Ligand-based stabilization of proteins is a well-known phenomenon in protein chemistry. Stabilization of proteins through ligand binding can extend a protein's half-life in cells and result in increased protein thermostability and protection from proteolysis. However certain protein ligands can destabilize protein structure resulting in increased susceptibility to proteolysis and a shorter intracellular half-life.
Changes in protein stability upon ligand binding have been used to identify protein targets for small molecules through drug affinity responsive target stability (DARTS; Nishiya et al., Anal Biochem 2009;385:314–320). Inducing protein degradation has been achieved by linking a protein to a ligand that binds an E3 ubiquitin ligase (proteolysis targeting chimeric molecules [PROTAC]; Riana and Crews, JBC 2010;285:11057–11060) or attaching hydrophobic tags to a dehalogenase fusion protein (HaloTag™, Promega; Neklesa et al., Nat Chem Biol 2011;7:538–543). However, techniques using fusion proteins are unable to modulate the endogenous levels of a specific protein. In this article* it is shown that attaching tert-butyl carbamate-protected arginine (Boc3Arg) to a ligand results in degradation of proteins that bind the Boc3Arg-ligand.

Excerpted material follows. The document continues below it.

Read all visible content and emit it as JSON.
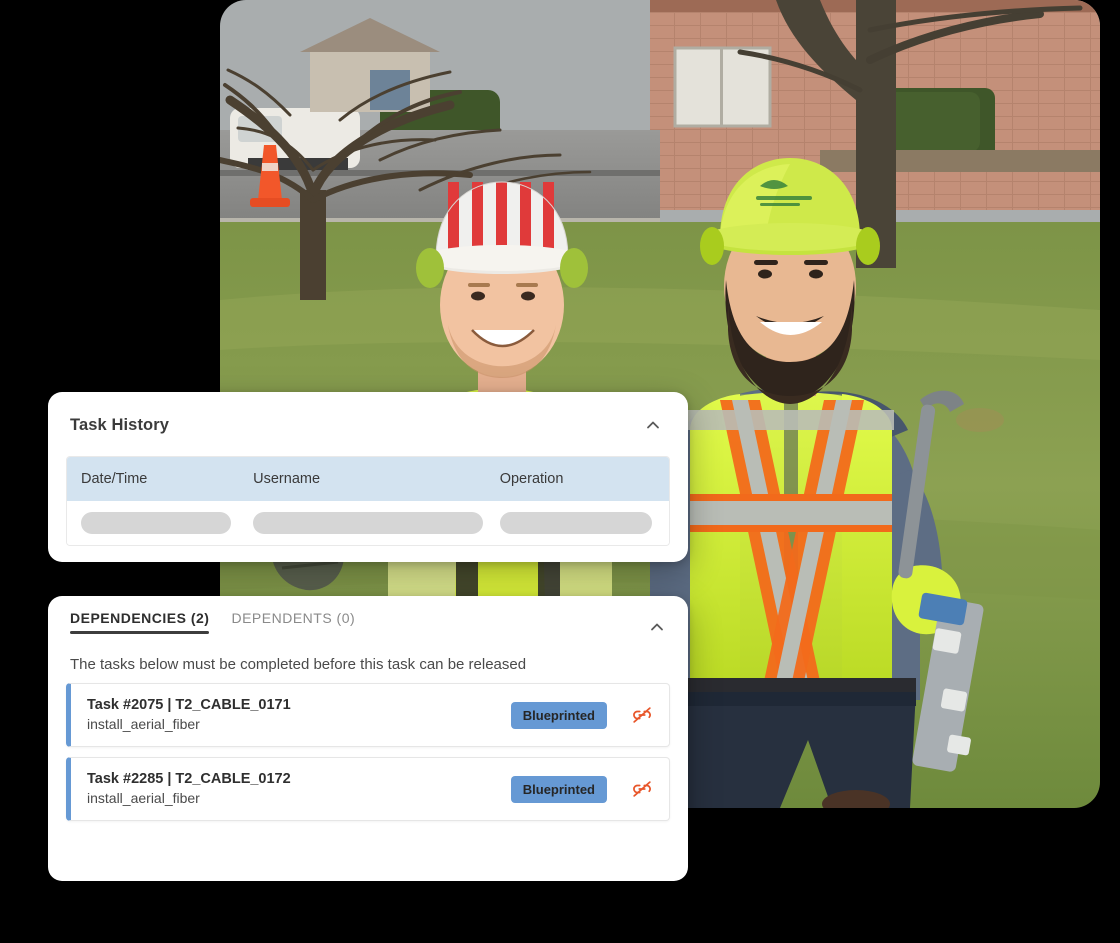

The arginine tag targets proteins for degradation based on the N-end rule, which states that the N-terminal sequence of amino acids determines the half-life of the protein with those proteins starting with amino acids such as arginine having short (<1 h) half-lives, while those starting with hydrophobic amino acids show much longer half-lives. To initially test this tag, ethacrynic acid (EA), which could be modified with Boc3Arg, was used. The drug EA is used as a diuretic and works through covalent modification of gluthanione-S-transferases through modification of cysteine residues. The presence of a Michael acceptor in EA provides the site of covalent attachment, and the compound is of interest because it is an example of a drug that works through a covalent mechanism. Boc3Arg-EA induced degradation of GST-α1 in cell lysates and in whole cells. The authors also tagged trimethoprim (TMP), a specific inhibitor of Escherichia coli dihydrofoloate reductase (eDHFR). Whole cell assays were enabled using fusions of GST or eDHFR with GFP, which were co-expressed with a red fluorescent protein from the same mRNA (using a bicistronic construct). In this way, changes in the amount of GFP fusion protein present could be measured using the GFP/RFP ratio by FACS analysis (see Figure).